# New 932m Just Arrived



## dclevinger (Aug 7, 2015)

UPS Freight just dropped it off. I have dealt with a good number of drivers and this guy was outstanding.
Everything is un-crated and waiting on an engine hoist.

Can't wait to get it up and running so I can knock out more custom pistol work!! Will post pics once I am able to start cutting.

David


----------



## roadie33 (Aug 7, 2015)

Congrats on the new Mill.
Pics of crates are also accepted on here.


----------



## brino (Aug 7, 2015)

Congratulations! 

We know what you'll be doing this weekend.

-brino


----------



## zmotorsports (Aug 7, 2015)

Congrats.  Now let's see some pics.

Mike.


----------



## 65BAJA (Aug 7, 2015)

Congratulations! I ordered the same mill. Mine still shows out for delivery. Any second now.


----------



## brav65 (Aug 7, 2015)

Congrats on the new mill pending photographic confirmation!


----------



## dclevinger (Aug 7, 2015)

Here she is.


----------



## roadie33 (Aug 8, 2015)

Nice Mill.


----------



## dclevinger (Aug 9, 2015)

Got it leveled and trammed in last night. Should have the electrical done today.
It will be nice to not have to tram everything in for each job like I have been for the last few years on "time rental" machines that students use.
I think it may take a bit to get used to this machine as I have been using a B port copy for quite a while. So far it looks like the 932 will do exactly what I need it to with a smaller foot print, smaller price and an easier move at some point.


----------



## coolidge (Aug 9, 2015)

Congrats!


----------



## wrmiller (Aug 9, 2015)

dclevinger said:


> Got it leveled and trammed in last night. Should have the electrical done today.
> It will be nice to not have to tram everything in for each job like I have been for the last few years on "time rental" machines that students use.
> I think it may take a bit to get used to this machine as I have been using a B port copy for quite a while. So far it looks like the 932 will do exactly what I need it to with a smaller foot print, smaller price and an easier move at some point.

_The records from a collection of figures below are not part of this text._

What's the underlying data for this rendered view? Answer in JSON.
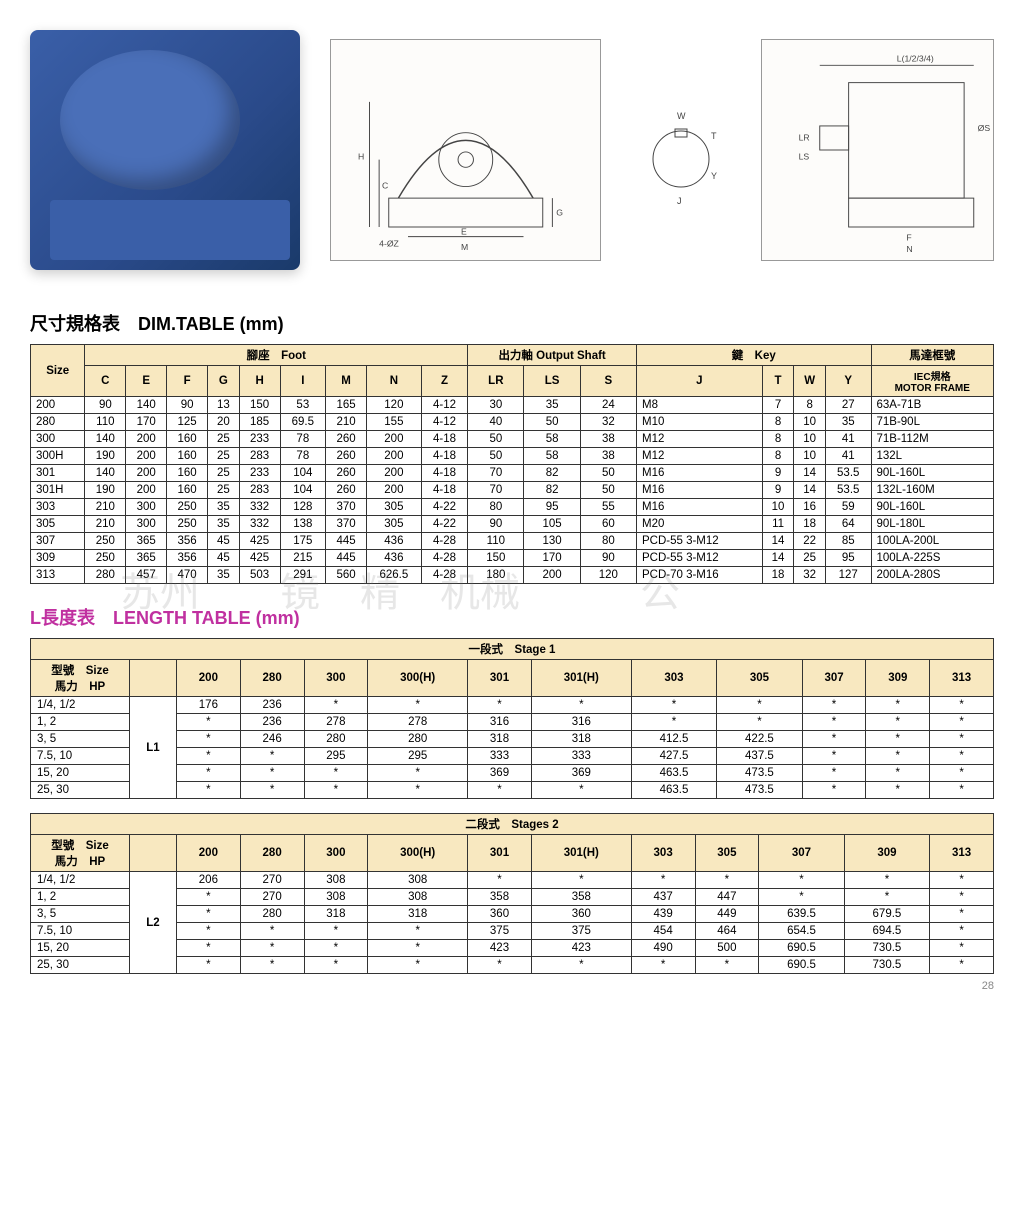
{
  "page_number": "28",
  "dim_table": {
    "title": "尺寸規格表　DIM.TABLE (mm)",
    "header_bg": "#f8e8c0",
    "group_headers": [
      "Size",
      "腳座　Foot",
      "出力軸 Output Shaft",
      "鍵　Key",
      "馬達框號"
    ],
    "columns": [
      "C",
      "E",
      "F",
      "G",
      "H",
      "I",
      "M",
      "N",
      "Z",
      "LR",
      "LS",
      "S",
      "J",
      "T",
      "W",
      "Y",
      "IEC規格 MOTOR FRAME"
    ],
    "rows": [
      {
        "size": "200",
        "c": "90",
        "e": "140",
        "f": "90",
        "g": "13",
        "h": "150",
        "i": "53",
        "m": "165",
        "n": "120",
        "z": "4-12",
        "lr": "30",
        "ls": "35",
        "s": "24",
        "j": "M8",
        "t": "7",
        "w": "8",
        "y": "27",
        "frame": "63A-71B"
      },
      {
        "size": "280",
        "c": "110",
        "e": "170",
        "f": "125",
        "g": "20",
        "h": "185",
        "i": "69.5",
        "m": "210",
        "n": "155",
        "z": "4-12",
        "lr": "40",
        "ls": "50",
        "s": "32",
        "j": "M10",
        "t": "8",
        "w": "10",
        "y": "35",
        "frame": "71B-90L"
      },
      {
        "size": "300",
        "c": "140",
        "e": "200",
        "f": "160",
        "g": "25",
        "h": "233",
        "i": "78",
        "m": "260",
        "n": "200",
        "z": "4-18",
        "lr": "50",
        "ls": "58",
        "s": "38",
        "j": "M12",
        "t": "8",
        "w": "10",
        "y": "41",
        "frame": "71B-112M"
      },
      {
        "size": "300H",
        "c": "190",
        "e": "200",
        "f": "160",
        "g": "25",
        "h": "283",
        "i": "78",
        "m": "260",
        "n": "200",
        "z": "4-18",
        "lr": "50",
        "ls": "58",
        "s": "38",
        "j": "M12",
        "t": "8",
        "w": "10",
        "y": "41",
        "frame": "132L"
      },
      {
        "size": "301",
        "c": "140",
        "e": "200",
        "f": "160",
        "g": "25",
        "h": "233",
        "i": "104",
        "m": "260",
        "n": "200",
        "z": "4-18",
        "lr": "70",
        "ls": "82",
        "s": "50",
        "j": "M16",
        "t": "9",
        "w": "14",
        "y": "53.5",
        "frame": "90L-160L"
      },
      {
        "size": "301H",
        "c": "190",
        "e": "200",
        "f": "160",
        "g": "25",
        "h": "283",
        "i": "104",
        "m": "260",
        "n": "200",
        "z": "4-18",
        "lr": "70",
        "ls": "82",
        "s": "50",
        "j": "M16",
        "t": "9",
        "w": "14",
        "y": "53.5",
        "frame": "132L-160M"
      },
      {
        "size": "303",
        "c": "210",
        "e": "300",
        "f": "250",
        "g": "35",
        "h": "332",
        "i": "128",
        "m": "370",
        "n": "305",
        "z": "4-22",
        "lr": "80",
        "ls": "95",
        "s": "55",
        "j": "M16",
        "t": "10",
        "w": "16",
        "y": "59",
        "frame": "90L-160L"
      },
      {
        "size": "305",
        "c": "210",
        "e": "300",
        "f": "250",
        "g": "35",
        "h": "332",
        "i": "138",
        "m": "370",
        "n": "305",
        "z": "4-22",
        "lr": "90",
        "ls": "105",
        "s": "60",
        "j": "M20",
        "t": "11",
        "w": "18",
        "y": "64",
        "frame": "90L-180L"
      },
      {
        "size": "307",
        "c": "250",
        "e": "365",
        "f": "356",
        "g": "45",
        "h": "425",
        "i": "175",
        "m": "445",
        "n": "436",
        "z": "4-28",
        "lr": "110",
        "ls": "130",
        "s": "80",
        "j": "PCD-55 3-M12",
        "t": "14",
        "w": "22",
        "y": "85",
        "frame": "100LA-200L"
      },
      {
        "size": "309",
        "c": "250",
        "e": "365",
        "f": "356",
        "g": "45",
        "h": "425",
        "i": "215",
        "m": "445",
        "n": "436",
        "z": "4-28",
        "lr": "150",
        "ls": "170",
        "s": "90",
        "j": "PCD-55 3-M12",
        "t": "14",
        "w": "25",
        "y": "95",
        "frame": "100LA-225S"
      },
      {
        "size": "313",
        "c": "280",
        "e": "457",
        "f": "470",
        "g": "35",
        "h": "503",
        "i": "291",
        "m": "560",
        "n": "626.5",
        "z": "4-28",
        "lr": "180",
        "ls": "200",
        "s": "120",
        "j": "PCD-70 3-M16",
        "t": "18",
        "w": "32",
        "y": "127",
        "frame": "200LA-280S"
      }
    ]
  },
  "length_table": {
    "title": "L長度表　LENGTH TABLE (mm)",
    "stage1": {
      "title": "一段式　Stage 1",
      "size_hp_label_1": "型號　Size",
      "size_hp_label_2": "馬力　HP",
      "sizes": [
        "200",
        "280",
        "300",
        "300(H)",
        "301",
        "301(H)",
        "303",
        "305",
        "307",
        "309",
        "313"
      ],
      "l_label": "L1",
      "rows": [
        {
          "hp": "1/4, 1/2",
          "v": [
            "176",
            "236",
            "*",
            "*",
            "*",
            "*",
            "*",
            "*",
            "*",
            "*",
            "*"
          ]
        },
        {
          "hp": "1, 2",
          "v": [
            "*",
            "236",
            "278",
            "278",
            "316",
            "316",
            "*",
            "*",
            "*",
            "*",
            "*"
          ]
        },
        {
          "hp": "3, 5",
          "v": [
            "*",
            "246",
            "280",
            "280",
            "318",
            "318",
            "412.5",
            "422.5",
            "*",
            "*",
            "*"
          ]
        },
        {
          "hp": "7.5, 10",
          "v": [
            "*",
            "*",
            "295",
            "295",
            "333",
            "333",
            "427.5",
            "437.5",
            "*",
            "*",
            "*"
          ]
        },
        {
          "hp": "15, 20",
          "v": [
            "*",
            "*",
            "*",
            "*",
            "369",
            "369",
            "463.5",
            "473.5",
            "*",
            "*",
            "*"
          ]
        },
        {
          "hp": "25, 30",
          "v": [
            "*",
            "*",
            "*",
            "*",
            "*",
            "*",
            "463.5",
            "473.5",
            "*",
            "*",
            "*"
          ]
        }
      ]
    },
    "stage2": {
      "title": "二段式　Stages 2",
      "l_label": "L2",
      "rows": [
        {
          "hp": "1/4, 1/2",
          "v": [
            "206",
            "270",
            "308",
            "308",
            "*",
            "*",
            "*",
            "*",
            "*",
            "*",
            "*"
          ]
        },
        {
          "hp": "1, 2",
          "v": [
            "*",
            "270",
            "308",
            "308",
            "358",
            "358",
            "437",
            "447",
            "*",
            "*",
            "*"
          ]
        },
        {
          "hp": "3, 5",
          "v": [
            "*",
            "280",
            "318",
            "318",
            "360",
            "360",
            "439",
            "449",
            "639.5",
            "679.5",
            "*"
          ]
        },
        {
          "hp": "7.5, 10",
          "v": [
            "*",
            "*",
            "*",
            "*",
            "375",
            "375",
            "454",
            "464",
            "654.5",
            "694.5",
            "*"
          ]
        },
        {
          "hp": "15, 20",
          "v": [
            "*",
            "*",
            "*",
            "*",
            "423",
            "423",
            "490",
            "500",
            "690.5",
            "730.5",
            "*"
          ]
        },
        {
          "hp": "25, 30",
          "v": [
            "*",
            "*",
            "*",
            "*",
            "*",
            "*",
            "*",
            "*",
            "690.5",
            "730.5",
            "*"
          ]
        }
      ]
    }
  },
  "diagram_labels": {
    "front": {
      "H": "H",
      "C": "C",
      "G": "G",
      "Z": "4-ØZ",
      "E": "E",
      "M": "M"
    },
    "shaft": {
      "W": "W",
      "T": "T",
      "Y": "Y",
      "J": "J"
    },
    "side": {
      "L": "L(1/2/3/4)",
      "S": "ØS",
      "LR": "LR",
      "LS": "LS",
      "F": "F",
      "N": "N"
    }
  }
}
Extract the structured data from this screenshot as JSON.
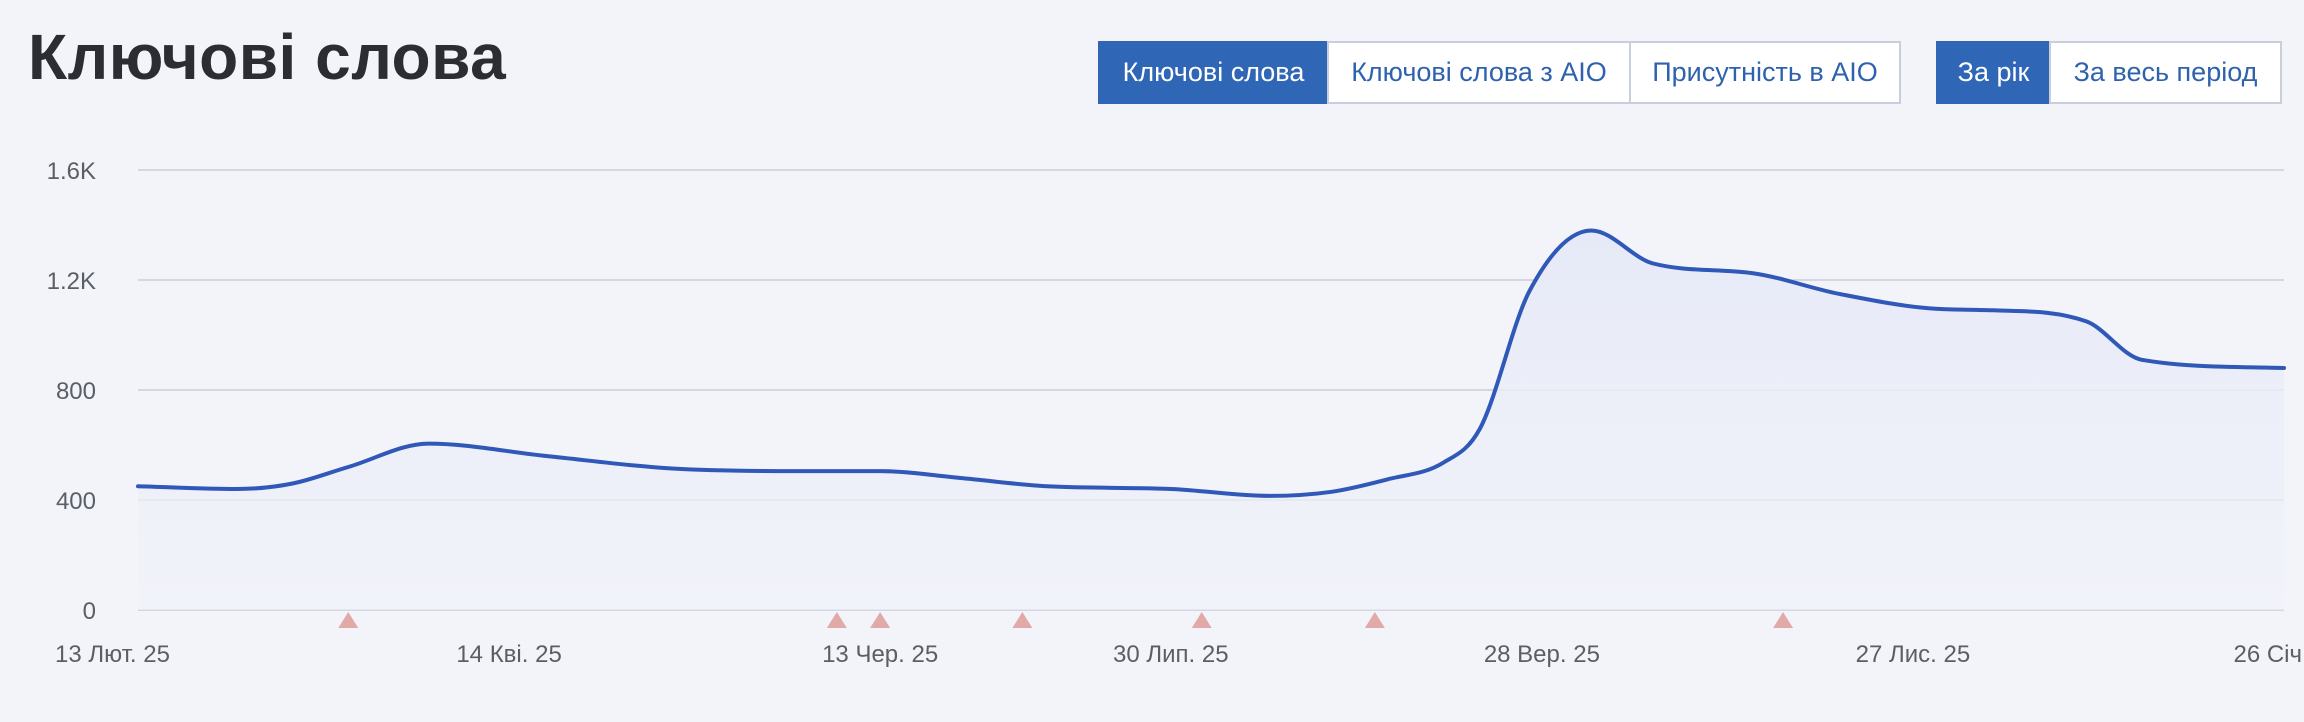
{
  "header": {
    "title": "Ключові слова"
  },
  "metric_tabs": [
    {
      "label": "Ключові слова",
      "active": true
    },
    {
      "label": "Ключові слова з AIO",
      "active": false
    },
    {
      "label": "Присутність в AIO",
      "active": false
    }
  ],
  "period_tabs": [
    {
      "label": "За рік",
      "active": true
    },
    {
      "label": "За весь період",
      "active": false
    }
  ],
  "colors": {
    "accent": "#2f66b6",
    "line": "#2f58b8",
    "marker": "#e2a9a9",
    "grid": "#c9ccd8"
  },
  "chart_data": {
    "type": "line",
    "x_tick_labels": [
      "13 Лют. 25",
      "14 Кві. 25",
      "13 Чер. 25",
      "30 Лип. 25",
      "28 Вер. 25",
      "27 Лис. 25",
      "26 Січ"
    ],
    "x_tick_dates": [
      "2025-02-13",
      "2025-04-14",
      "2025-06-13",
      "2025-07-30",
      "2025-09-28",
      "2025-11-27",
      "2026-01-26"
    ],
    "y_tick_labels": [
      "0",
      "400",
      "800",
      "1.2K",
      "1.6K"
    ],
    "y_ticks": [
      0,
      400,
      800,
      1200,
      1600
    ],
    "ylim": [
      0,
      1600
    ],
    "xlim": [
      "2025-02-13",
      "2026-01-26"
    ],
    "grid": true,
    "series": [
      {
        "x": [
          "2025-02-13",
          "2025-03-01",
          "2025-03-10",
          "2025-03-19",
          "2025-04-01",
          "2025-04-20",
          "2025-05-10",
          "2025-05-30",
          "2025-06-13",
          "2025-06-26",
          "2025-07-10",
          "2025-07-30",
          "2025-08-15",
          "2025-08-25",
          "2025-09-03",
          "2025-09-12",
          "2025-09-18",
          "2025-09-26",
          "2025-10-06",
          "2025-10-16",
          "2025-11-01",
          "2025-11-15",
          "2025-12-01",
          "2025-12-10",
          "2025-12-25",
          "2026-01-03",
          "2026-01-26"
        ],
        "values": [
          450,
          440,
          460,
          520,
          605,
          560,
          515,
          505,
          505,
          480,
          450,
          440,
          415,
          430,
          475,
          535,
          660,
          1160,
          1380,
          1260,
          1225,
          1150,
          1095,
          1090,
          1050,
          910,
          880
        ]
      }
    ],
    "markers": [
      "2025-03-19",
      "2025-06-06",
      "2025-06-13",
      "2025-07-06",
      "2025-08-04",
      "2025-09-01",
      "2025-11-06"
    ]
  }
}
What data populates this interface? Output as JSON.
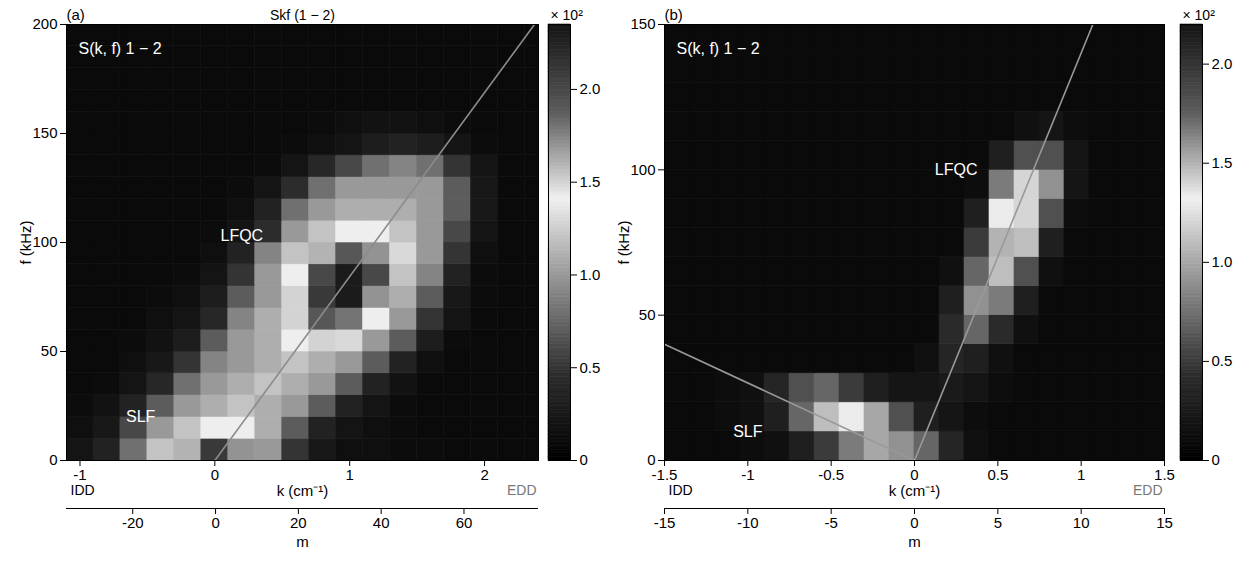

Bed mills take a bit of thinking to do some things, and you may need a tilting table or something for angles where you would normally nod the BP's head. Not a big deal really.


----------



## dclevinger (Aug 15, 2015)

Made a new drawbar last night since the original was cut off center and was binding up. Starting will small, simple jobs for now.
I have a bunch of sight dovetails to cut but want to play with the mill a bit more first. This one is cutting the bottom bevel on a Colt slide.
The quill dro came in very handy and I will be adding a full dro in the near future.


----------